A vocação pela narrativa jornalística não requer o rótulo literário. Foi o que aconteceu na década de 1990, quando houve reformas curriculares nas universidades. “A inserção da possibilidade de o aluno de Comunicação fazer um livro-reportagem como trabalho de conclusão de curso expandiu o gênero. Não se falava em JL na época, mas o livro-reportagem ficou associado ao jornalismo literário. Isso gerou trabalhos rasos, mas o excesso gera coisas legais”, comenta Sérgio Vilas Boas, jornalista e coordenador da Academia Brasileira de Jornalismo Literário.
Um dos exemplos mais atuais do que a reestruturação acadêmica proporcionou saiu das mãos de Vanessa Barbara, que se utilizou da arte literária para escrever O livro amarelo do terminal, um retrato preciso e irreverente do Terminal Rodoviário do Tietê, em São Paulo. O que era um trabalho de conclusão de curso tornou-se título publicado pela CosacNaify em 2008 e reverenciado pela APCA no mesmo ano. Desde a época de faculdade, a jovem jornalista busca “ver as coisas de outras formas”. Influenciada por Gay Talese, Joseph Mitchell, Truman Capote e Lilian Ross, a repórter da revista piauí e colunista do Estado de S. Paulo confessa que não seria capaz de “ligar para uma assessoria de imprensa pedindo dados sobre a movimentação de veículos nas estradas”.
Auto-indulgência dos editores
O recente interesse do gênero literário na imprensa não se deve apenas à superficialidade das notícias e reportagens, mas também ao advento da recepção em massa de material jornalístico na rede mundial de computadores. Claudio Tognolli aponta a tendência da dispersão de informações sem estrutura, por repetição, tal qual um eco. “As redações esperam colaborações de fotos e textos emanados de leitores que, por sua vez, programam as páginas da internet, via RSS, e editam de casa o que querem ler. Essa linguagem do jornalismo é resumida, ‘ecolálica’.”

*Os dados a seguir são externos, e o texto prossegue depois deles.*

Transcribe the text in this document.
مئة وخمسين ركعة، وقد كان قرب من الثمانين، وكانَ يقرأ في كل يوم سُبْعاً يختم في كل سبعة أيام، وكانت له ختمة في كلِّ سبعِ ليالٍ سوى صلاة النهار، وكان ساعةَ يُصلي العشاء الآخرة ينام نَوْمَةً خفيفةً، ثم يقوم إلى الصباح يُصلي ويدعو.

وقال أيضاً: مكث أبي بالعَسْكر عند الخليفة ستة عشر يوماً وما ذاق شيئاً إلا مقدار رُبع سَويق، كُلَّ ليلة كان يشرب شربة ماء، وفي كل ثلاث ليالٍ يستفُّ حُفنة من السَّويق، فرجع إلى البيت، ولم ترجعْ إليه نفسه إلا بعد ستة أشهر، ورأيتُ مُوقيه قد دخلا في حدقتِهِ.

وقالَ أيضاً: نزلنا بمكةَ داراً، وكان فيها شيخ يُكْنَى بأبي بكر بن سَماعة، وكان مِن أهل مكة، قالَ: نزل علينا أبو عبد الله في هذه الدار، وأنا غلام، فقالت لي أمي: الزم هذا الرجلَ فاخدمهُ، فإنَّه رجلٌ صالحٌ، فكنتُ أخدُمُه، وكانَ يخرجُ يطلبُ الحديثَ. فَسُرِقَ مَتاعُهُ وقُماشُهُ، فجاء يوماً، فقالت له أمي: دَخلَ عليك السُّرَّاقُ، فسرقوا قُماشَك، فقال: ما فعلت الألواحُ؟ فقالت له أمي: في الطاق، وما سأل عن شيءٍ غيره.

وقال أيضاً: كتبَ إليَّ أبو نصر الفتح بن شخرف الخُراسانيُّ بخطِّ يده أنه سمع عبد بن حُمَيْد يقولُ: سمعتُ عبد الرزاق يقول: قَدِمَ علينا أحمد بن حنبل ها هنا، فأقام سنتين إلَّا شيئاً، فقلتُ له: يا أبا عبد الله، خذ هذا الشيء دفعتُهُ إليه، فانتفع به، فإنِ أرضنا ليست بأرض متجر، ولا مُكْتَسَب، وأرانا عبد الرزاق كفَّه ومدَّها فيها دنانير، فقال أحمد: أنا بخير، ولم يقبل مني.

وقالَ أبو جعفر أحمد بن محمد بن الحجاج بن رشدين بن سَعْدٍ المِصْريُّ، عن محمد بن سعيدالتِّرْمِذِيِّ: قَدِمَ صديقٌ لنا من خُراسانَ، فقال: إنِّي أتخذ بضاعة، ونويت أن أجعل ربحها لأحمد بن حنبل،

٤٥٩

A propagação de informações em larga escala pela rede mundial, no entanto, pode ser um motivo para alavancar o jornalismo narrativo na mídia impressa, uma vez que este gênero seria o diferencial do conteúdo encontrado na internet. “O jornalismo literário, o gonzo e outras variantes seriam uma grande oferta para quem está cansado de abrir os jornais e ver que não tem nada diferente do que se leu um dia antes”, diz o cronista Xico Sá, que percebe a necessidade em se contarem boas histórias, “independentemente do rótulo”.
Xico, porém, relaciona a cisma que persiste nos grandes veículos de comunicação em não aceitar uma narrativa que fuja aos padrões da empresa. “É um preconceito antigo. Lembro quando ouvia nas redações aquela sentença, sempre seguida de uma risada, ‘Lá vem o poeta’. A maioria dos cargos de comando dos jornais está nas mãos de burocráticos que insistem na política da chatice mesmo.” Tognolli concorda que “infelizmente, o jornalismo literário no Brasil só ocorre em acessos de auto-indulgência por parte dos editores”.

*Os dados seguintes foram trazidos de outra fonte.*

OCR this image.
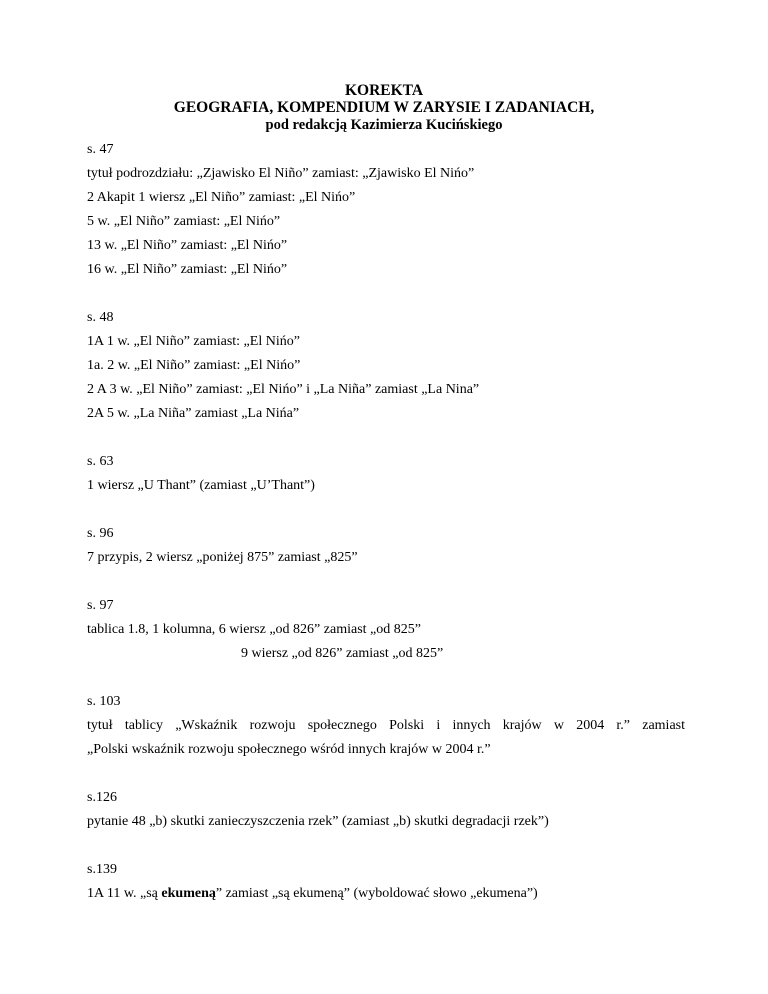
KOREKTA
GEOGRAFIA, KOMPENDIUM W ZARYSIE I ZADANIACH,
pod redakcją Kazimierza Kucińskiego
s. 47
tytuł podrozdziału: „Zjawisko El Niño” zamiast: „Zjawisko El Nińo”
2 Akapit 1 wiersz „El Niño” zamiast: „El Nińo”
5 w. „El Niño” zamiast: „El Nińo”
13 w. „El Niño” zamiast: „El Nińo”
16 w. „El Niño” zamiast: „El Nińo”
s. 48
1A 1 w. „El Niño” zamiast: „El Nińo”
1a. 2 w. „El Niño” zamiast: „El Nińo”
2 A 3 w. „El Niño” zamiast: „El Nińo” i „La Niña” zamiast „La Nina”
2A 5 w. „La Niña” zamiast „La Nińa”
s. 63
1 wiersz „U Thant” (zamiast „U’Thant”)
s. 96
7 przypis, 2 wiersz „poniżej 875” zamiast „825”
s. 97
tablica 1.8, 1 kolumna, 6 wiersz „od 826” zamiast „od 825”
9 wiersz „od 826” zamiast „od 825”
s. 103
tytuł tablicy „Wskaźnik rozwoju społecznego Polski i innych krajów w 2004 r.” zamiast
„Polski wskaźnik rozwoju społecznego wśród innych krajów w 2004 r.”
s.126
pytanie 48 „b) skutki zanieczyszczenia rzek” (zamiast „b) skutki degradacji rzek”)
s.139
1A 11 w. „są ekumeną” zamiast „są ekumeną” (wyboldować słowo „ekumena”)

Rótulo entra como “charminho”
Neste cenário, é comum cair no erro de crer que o jornalismo literário é melhor do que o convencional. Ledo engano. Matinas aponta que ambos podem coexistir em harmonia: “O noticiário do dia-a-dia precisa de uma linguagem simples, direta, com lead e pirâmide invertida; o jornalismo literário tem outras necessidades.” Mesmo nas redações hard news, “não é impossível ser um pouco mais criativo, dar todas as informações essenciais e, ao mesmo tempo, ter um texto mais bem escrito”.
Eliane Brum, que já passou pela redação do Zero Hora e desde 2000 é repórter especial da revista Época, ganhou o Prêmio Jabuti 2007 na categoria livro-reportagem com A vida que ninguém vê, uma coletânea de escritos produzidos para a edição de sábado do periódico gaúcho. “Sempre busco fazer um texto que o leitor possa ler com o prazer de uma ficção. Isso só é possível com uma apuração tão completa, tão detalhada, que permita ao leitor ser transportado para a realidade que nós, repórteres, tivemos o privilégio de testemunhar. Então, ele pode fazer suas próprias escolhas, ter suas próprias opiniões. Algumas pessoas identificam essas características com o jornalismo literário; para mim, isso é bom jornalismo.”
A busca por gêneros tem a pretensão de elevar o valor do texto, como se o termo “literário” atribuísse ao escrito a perenidade que a ficção detém. “A verdade é que fica forçada a tentativa de muita gente de transformar bons textos jornalísticos em obras-primas literárias”, aponta o crítico e jornalista Adriano Schwartz. Lançar mão de beletrismos em material noticioso é reservar uma suposta nobreza a uma atividade prática e concreta. “A grandeza do jornalismo literário está em ele ser `grande jornalisticamente´. Eu não acredito muito nessa mistura: o rótulo parece entrar como um `charminho´, um símbolo de status.”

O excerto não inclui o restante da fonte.